Eine kurze Erfolgsgeschichte
Zwischen 1980 und 1995 war das Inlineskating ein totaler Hype. Sobald es warm wurde, waren die Straßen voll von Kindern und Erwachsenen auf Schuhen mit Rollen und seltsamen Schützern an Knien, Händen und Ellenbogen. Innerhalb von einem Jahr wurden fast 3,5 Millionen Inlineskates verkauft und machte das Umherrollen auf den neuartigen Schuhen schon fast zum Volkssport. Irgendwann, wie jede Mode, schwächte die Begeisterung wieder ab, es gab nun mal wieder Neues zu entdecken. Aber vergessen ist diese Freizeitsportart noch lange nicht. Immer öfter werden die alten Skates wieder ausgepackt oder neue gekauft und der alte Spaß wird wieder neu entdeckt. Schließlich ist Inlineskaten nicht bloß nur stures Umherfahren auf Rollen.
Was Skater alles können
Falls du gedacht hast, dass man mit den Skates bloß die Straße rauf und wieder runter fahren kann, hast du dich eindeutig geirrt. Diese Sportart bietet eine breite Palette an Möglichkeiten für dynamische Bewegungen und ausgefallene Varianten. Das, was alle nur als Hobby oder Freizeitsport kennen, ist vom Wettkampfsport gar nicht mehr weg zu denken. Sei es beim Inline-Speedskating, Inline-Skaterhockey oder dem Kunstlauf auf Skates, in allen Disziplinen liefern sich die Skater nervenaufreibende Wettkämpfe.

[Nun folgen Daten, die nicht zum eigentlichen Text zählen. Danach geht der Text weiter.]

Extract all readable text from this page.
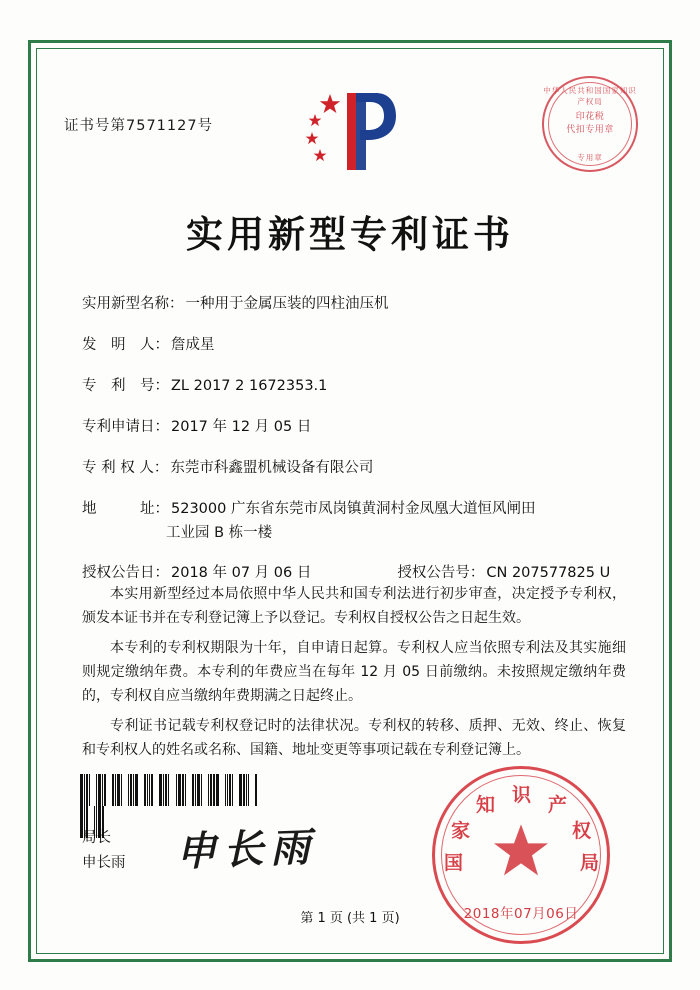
证书号第7571127号
中华人民共和国国家知识产权局
印花税
代扣专用章
专用章
实用新型专利证书
实用新型名称： 一种用于金属压装的四柱油压机
发　明　人： 詹成星
专　利　号： ZL 2017 2 1672353.1
专利申请日： 2017 年 12 月 05 日
专 利 权 人： 东莞市科鑫盟机械设备有限公司
地　　　址： 523000 广东省东莞市凤岗镇黄洞村金凤凰大道恒风闸田
工业园 B 栋一楼
授权公告日： 2018 年 07 月 06 日	授权公告号： CN 207577825 U

本实用新型经过本局依照中华人民共和国专利法进行初步审查，决定授予专利权，颁发本证书并在专利登记簿上予以登记。专利权自授权公告之日起生效。

本专利的专利权期限为十年，自申请日起算。专利权人应当依照专利法及其实施细则规定缴纳年费。本专利的年费应当在每年 12 月 05 日前缴纳。未按照规定缴纳年费的，专利权自应当缴纳年费期满之日起终止。

专利证书记载专利权登记时的法律状况。专利权的转移、质押、无效、终止、恢复和专利权人的姓名或名称、国籍、地址变更等事项记载在专利登记簿上。

局长
申长雨 申长雨	国
家
知 识 产
权
局
2018年07月06日
第 1 页 (共 1 页)
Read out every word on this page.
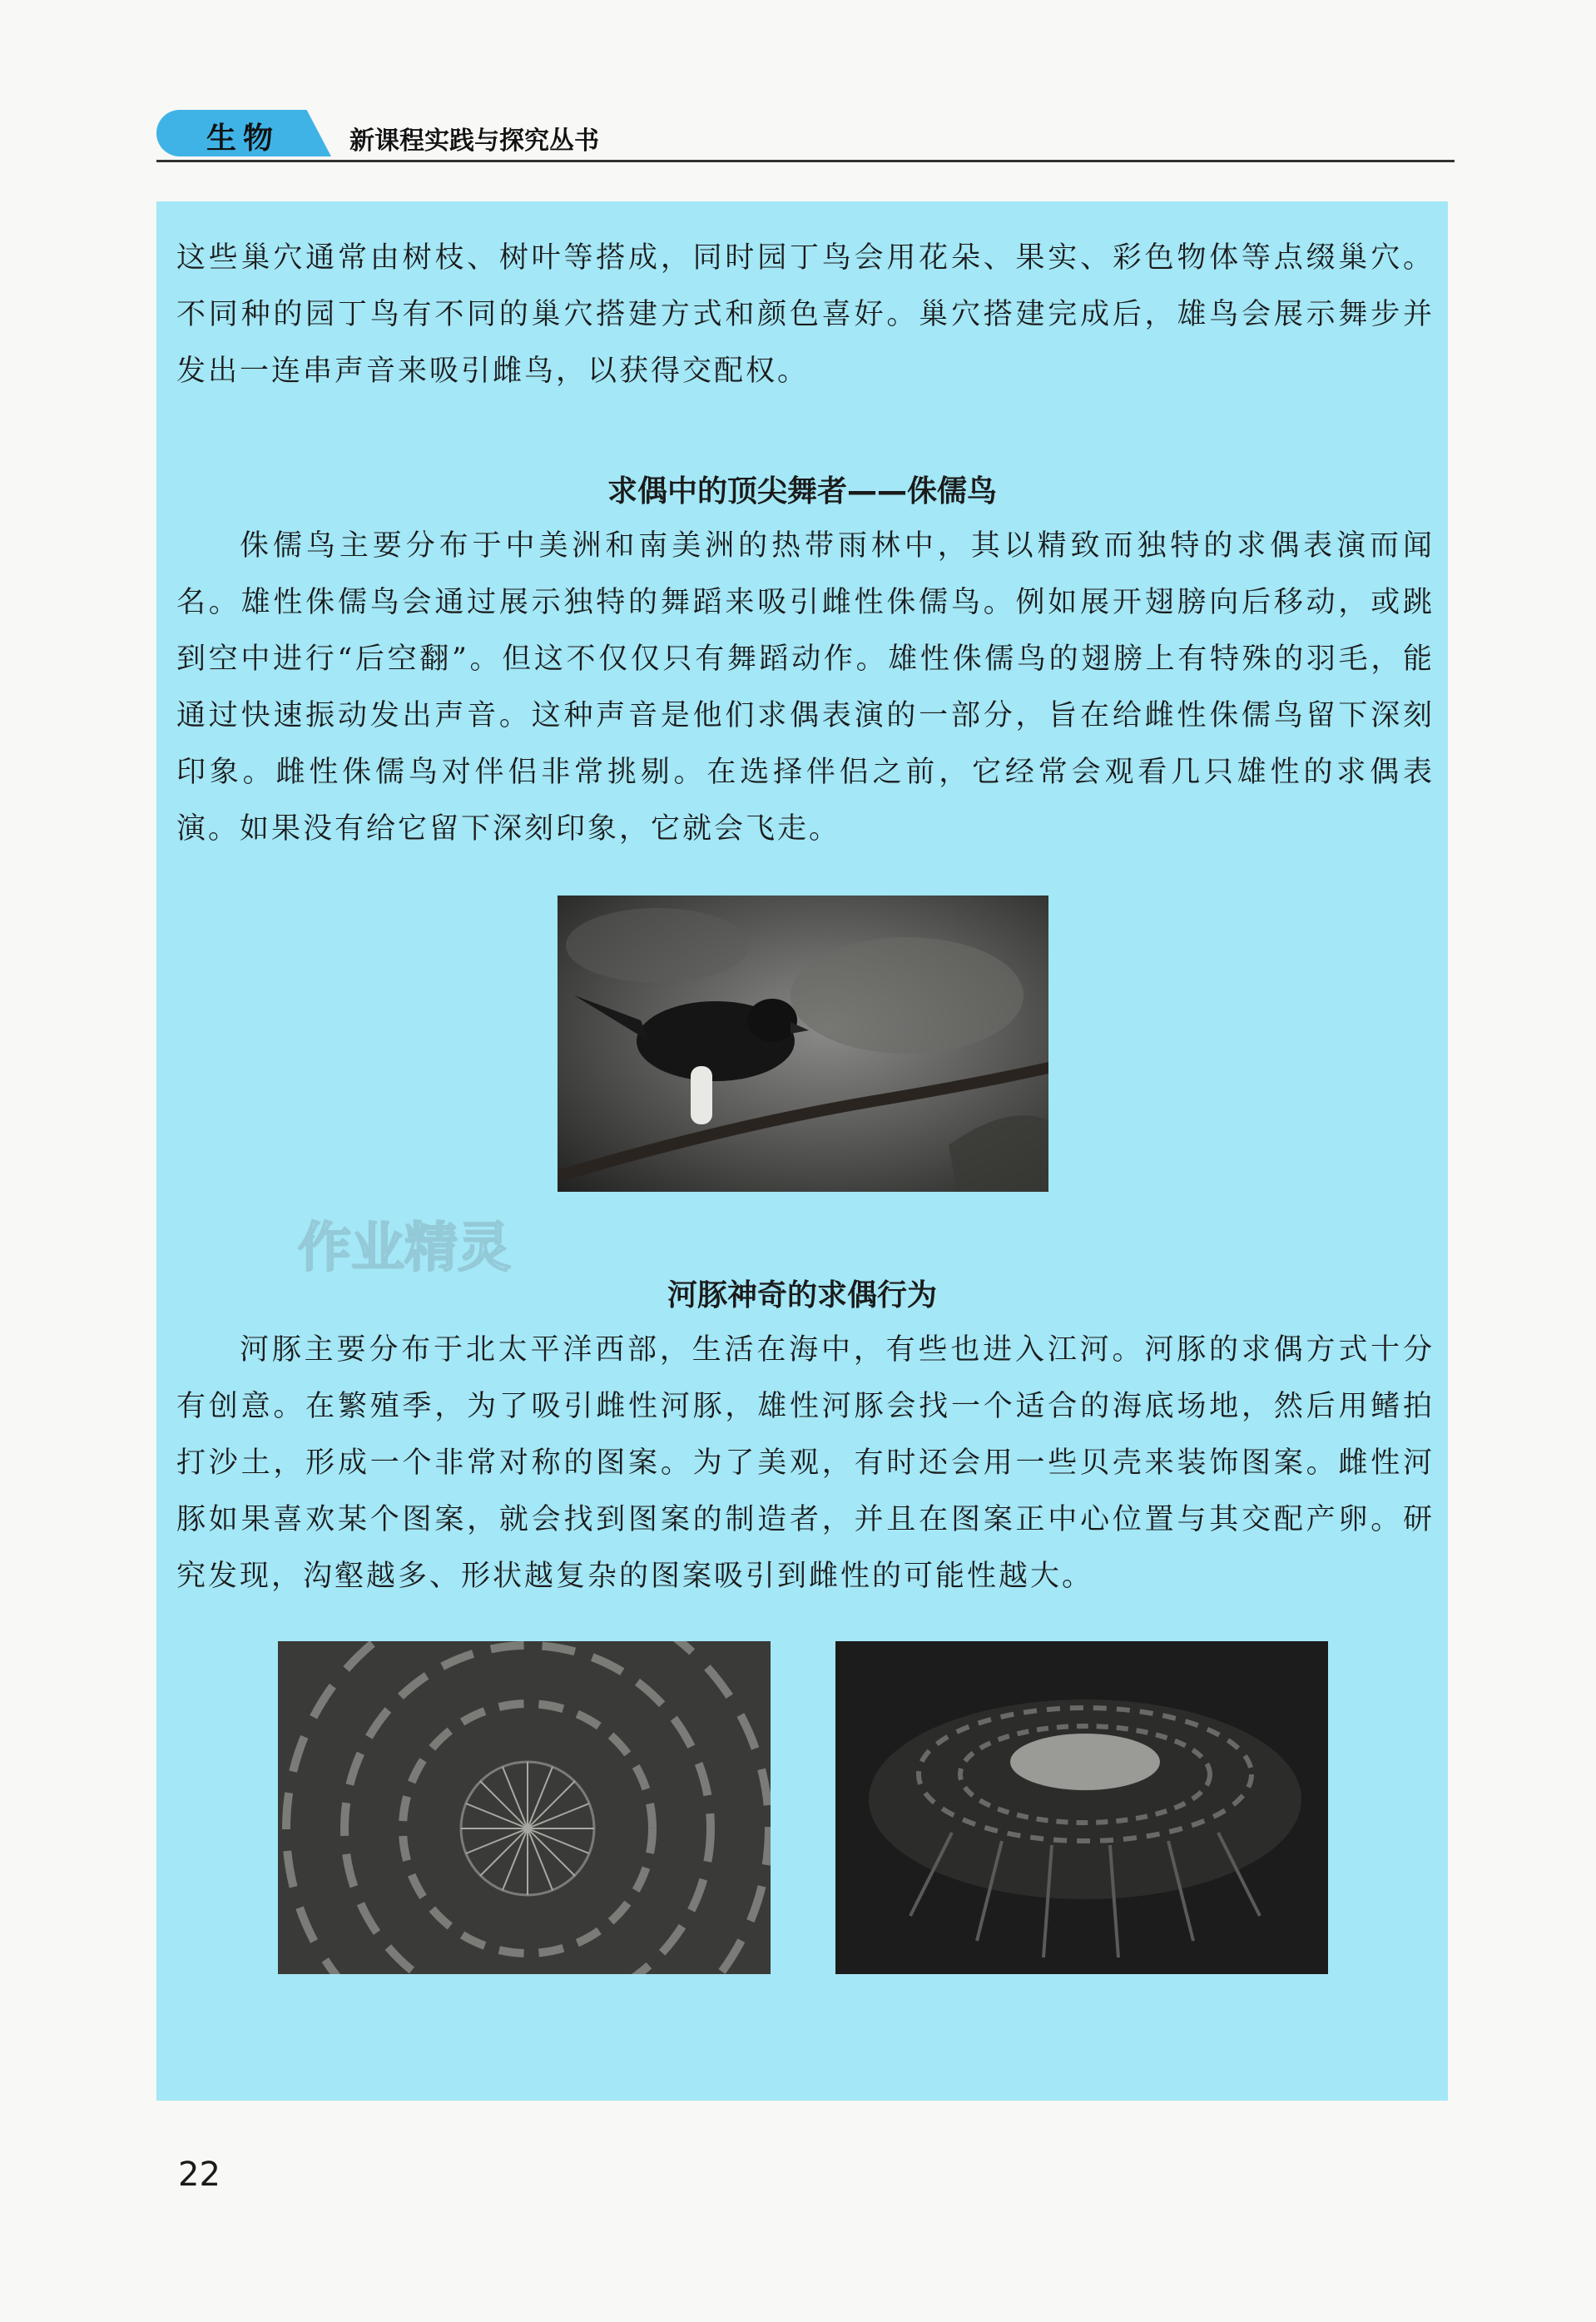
生物	新课程实践与探究丛书

这些巢穴通常由树枝、树叶等搭成，同时园丁鸟会用花朵、果实、彩色物体等点缀巢穴。不同种的园丁鸟有不同的巢穴搭建方式和颜色喜好。巢穴搭建完成后，雄鸟会展示舞步并发出一连串声音来吸引雌鸟，以获得交配权。

求偶中的顶尖舞者——侏儒鸟

侏儒鸟主要分布于中美洲和南美洲的热带雨林中，其以精致而独特的求偶表演而闻名。雄性侏儒鸟会通过展示独特的舞蹈来吸引雌性侏儒鸟。例如展开翅膀向后移动，或跳到空中进行“后空翻”。但这不仅仅只有舞蹈动作。雄性侏儒鸟的翅膀上有特殊的羽毛，能通过快速振动发出声音。这种声音是他们求偶表演的一部分，旨在给雌性侏儒鸟留下深刻印象。雌性侏儒鸟对伴侣非常挑剔。在选择伴侣之前，它经常会观看几只雄性的求偶表演。如果没有给它留下深刻印象，它就会飞走。

作业精灵
河豚神奇的求偶行为

河豚主要分布于北太平洋西部，生活在海中，有些也进入江河。河豚的求偶方式十分有创意。在繁殖季，为了吸引雌性河豚，雄性河豚会找一个适合的海底场地，然后用鳍拍打沙土，形成一个非常对称的图案。为了美观，有时还会用一些贝壳来装饰图案。雌性河豚如果喜欢某个图案，就会找到图案的制造者，并且在图案正中心位置与其交配产卵。研究发现，沟壑越多、形状越复杂的图案吸引到雌性的可能性越大。

22
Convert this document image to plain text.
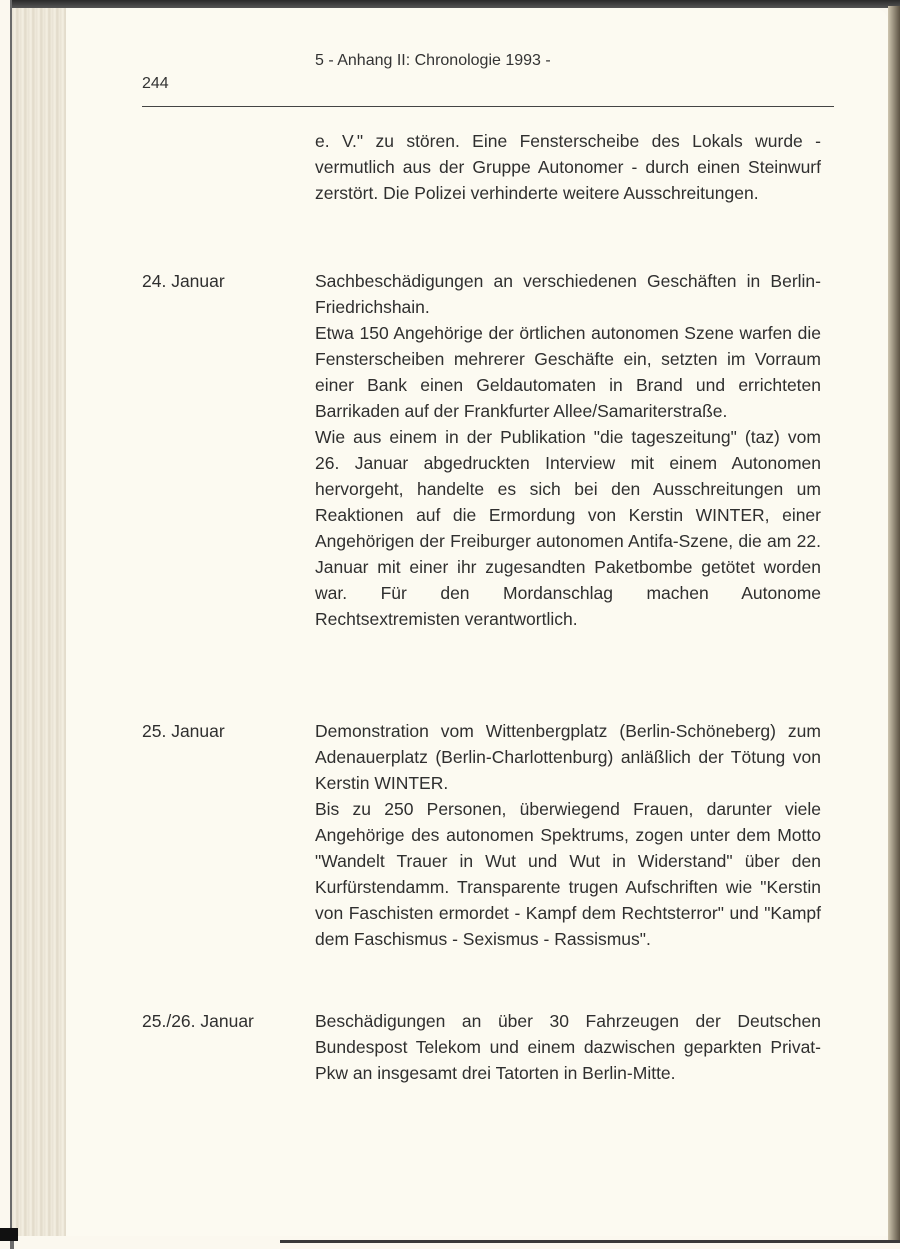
5 - Anhang II: Chronologie 1993 -
244

e. V." zu stören. Eine Fensterscheibe des Lokals wurde - vermutlich aus der Gruppe Autonomer - durch einen Steinwurf zerstört. Die Polizei verhinderte weitere Ausschreitungen.

24. Januar	Sachbeschädigungen an verschiedenen Geschäften in Berlin-Friedrichshain.

Etwa 150 Angehörige der örtlichen autonomen Szene warfen die Fensterscheiben mehrerer Geschäfte ein, setzten im Vorraum einer Bank einen Geldautomaten in Brand und errichteten Barrikaden auf der Frankfurter Allee/Samariterstraße.

Wie aus einem in der Publikation "die tageszeitung" (taz) vom 26. Januar abgedruckten Interview mit einem Autonomen hervorgeht, handelte es sich bei den Ausschreitungen um Reaktionen auf die Ermordung von Kerstin WINTER, einer Angehörigen der Freiburger autonomen Antifa-Szene, die am 22. Januar mit einer ihr zugesandten Paketbombe getötet worden war. Für den Mordanschlag machen Autonome Rechtsextremisten verantwortlich.

25. Januar	Demonstration vom Wittenbergplatz (Berlin-Schöneberg) zum Adenauerplatz (Berlin-Charlottenburg) anläßlich der Tötung von Kerstin WINTER.

Bis zu 250 Personen, überwiegend Frauen, darunter viele Angehörige des autonomen Spektrums, zogen unter dem Motto "Wandelt Trauer in Wut und Wut in Widerstand" über den Kurfürstendamm. Transparente trugen Aufschriften wie "Kerstin von Faschisten ermordet - Kampf dem Rechtsterror" und "Kampf dem Faschismus - Sexismus - Rassismus".

25./26. Januar	Beschädigungen an über 30 Fahrzeugen der Deutschen Bundespost Telekom und einem dazwischen geparkten Privat-Pkw an insgesamt drei Tatorten in Berlin-Mitte.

Alle, die Schnelligkeit und Action im Sport schätzen, dürfen sich das nicht entgehen lassen!
Ausrüstung
Es ist grundsätzlich egal, ob du nur in deiner Freizeit auf den Skates stehst oder im Wettkampfsport, es liegt in deinem eigenen Interesse die vorgesehen Schützer zu tragen. Denn bei der Schnelligkeit, die man auf den Skates erreichen kann, ist ein Sturz keine Lappalie mehr. Kopf-, Knie-, Hand- und Ellenbogenschützer sind die obligatorische Ausrüstung und sollten auch genutzt werden.